Since moving there, she had tried everything to keep her past under
wraps but once the news broke, no one cared to hear her side of the story. She
was pigeonholed as the woman with a shady past. The verdict was already in—she
was a home wrecker! What else was there to know?
For several weeks, she had no courage to speak to anyone. Wild stories
about why she had had five husbands spread virally through the village
grapevine.
To insulate herself and avoid further contact with the other ladies, she
devised a system. Since all the women would be at the well replenishing their
water supply in the cool early morning, she would only make her daily visit to
the well when the sun was at its apex. She would much rather bear the punishing
blaze of the midday sun than the heat of their scorn and ridicule. Every day
since then, she had come quietly to the well, meeting no one at all, and faded
back into nonexistence after getting her fill of water.
Unbeknownst to her, on this day, as she was waiting patiently for the
sun to rise to its peak, the Sun of righteousness was already by the well
waiting for her.
Immanuel approached her and asked, “Can I have some water?”
Then the beautiful Lady said to Him, "How is it that you, being a
Jew, ask a drink from me, a Samaritan woman?"

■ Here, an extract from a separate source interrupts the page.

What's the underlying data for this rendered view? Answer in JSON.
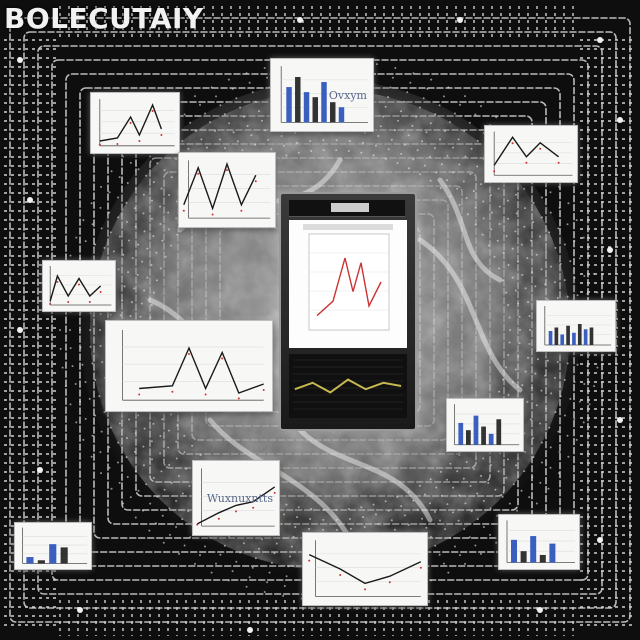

Instead of arguing or angry, Immanuel answered and said to her, "If
you knew the gift of God, and who it is who says to you, 'Give me some water to
drink,' you would have asked Him for some living water and he would have given
you."
The woman said to Him, "Sir, you have nothing to draw with, and the
well is deep. Where then do you get that living water? Are you claiming to be greater
than our father Jacob who gave us the well, and drank from it with his sons and
livestock?"
Immanuel x-rated her naivety and told her point-blank, "Whoever
drinks of this water will thirst again, but whoever drinks of the water that I give
will never thirst because that water shall become in him a fountain of water
springing up into everlasting life."
This beautiful woman, though still radiant was confused and so requested
believing that will mark an end to the persistent gossips of the villagers, "Can
I also have some of this water so I
may not need to come here and draw
water again."
But Immanuel realising her surrender, taunted her, "Go and call
your husband for me."
And not willing to keep hiding the fact, she responded, "I have no
husband!"
Immanuel, unsurprised, confronted
her fears, "It is true you have no husband but you have had five previous
marriages and the one you now live with is not your husband."

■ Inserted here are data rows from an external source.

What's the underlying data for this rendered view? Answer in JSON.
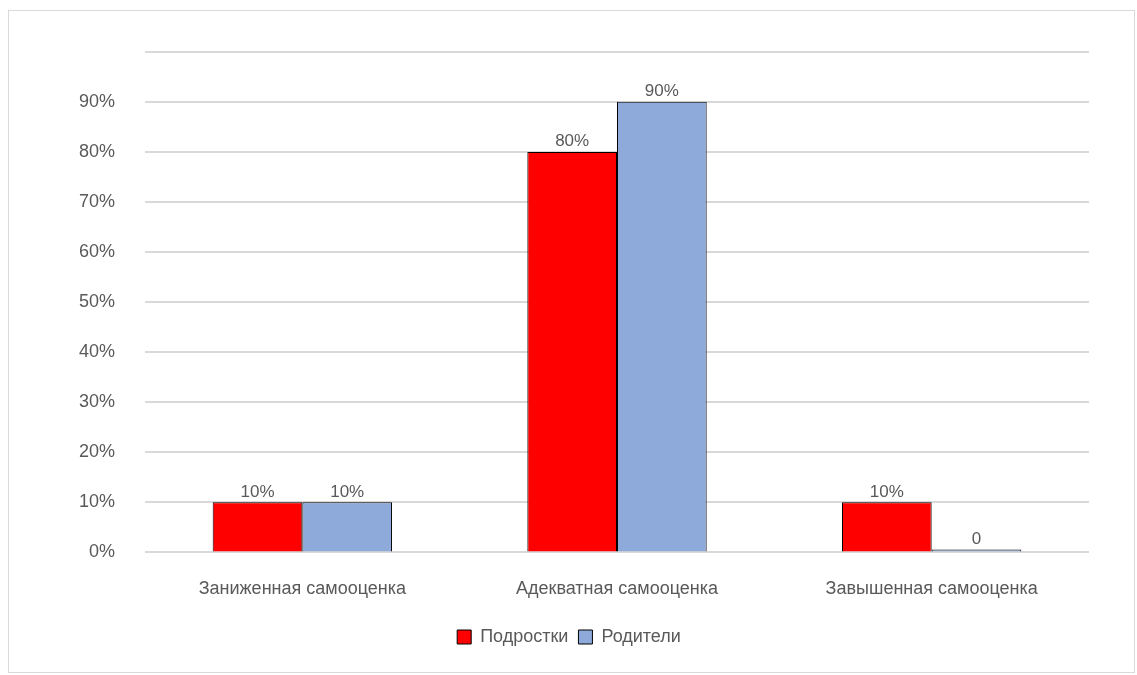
{
  "chart_data": {
    "type": "bar",
    "categories": [
      "Заниженная самооценка",
      "Адекватная самооценка",
      "Завышенная самооценка"
    ],
    "series": [
      {
        "name": "Подростки",
        "color": "#ff0000",
        "values": [
          10,
          80,
          10
        ],
        "value_labels": [
          "10%",
          "80%",
          "10%"
        ]
      },
      {
        "name": "Родители",
        "color": "#8eaadb",
        "values": [
          10,
          90,
          0
        ],
        "value_labels": [
          "10%",
          "90%",
          "0"
        ]
      }
    ],
    "ylim": [
      0,
      100
    ],
    "yticks": [
      {
        "value": 0,
        "label": "0%"
      },
      {
        "value": 10,
        "label": "10%"
      },
      {
        "value": 20,
        "label": "20%"
      },
      {
        "value": 30,
        "label": "30%"
      },
      {
        "value": 40,
        "label": "40%"
      },
      {
        "value": 50,
        "label": "50%"
      },
      {
        "value": 60,
        "label": "60%"
      },
      {
        "value": 70,
        "label": "70%"
      },
      {
        "value": 80,
        "label": "80%"
      },
      {
        "value": 90,
        "label": "90%"
      },
      {
        "value": 100,
        "label": null
      }
    ],
    "grid": "y",
    "legend": "bottom"
  }
}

The confused lady was white. She pried further, asked questions that
have bothered her since childhood, "Sir, I perceive that you are a
prophet. Our fathers worshiped on this mountain and you Jews say that in
Jerusalem is the place where one ought to worship."
Immanuel responded, "Woman, believe me, there will come a time and
now is that hour, when the true
worshipers will worship the Father in spirit and truth – not in any mountain. My
Father is seeking true worshippers like that. God is Spirit, and those who
worship Him must worship in spirit and truth."
The woman walked closer to Him and whispered, "I know that Messiah
is coming who is called Christ and when He comes, He will tell us all
things."
Immanuel smiled, looked her straight in the eyes and said to her,
"I, the One who has been speaking to you, is that Messiah!"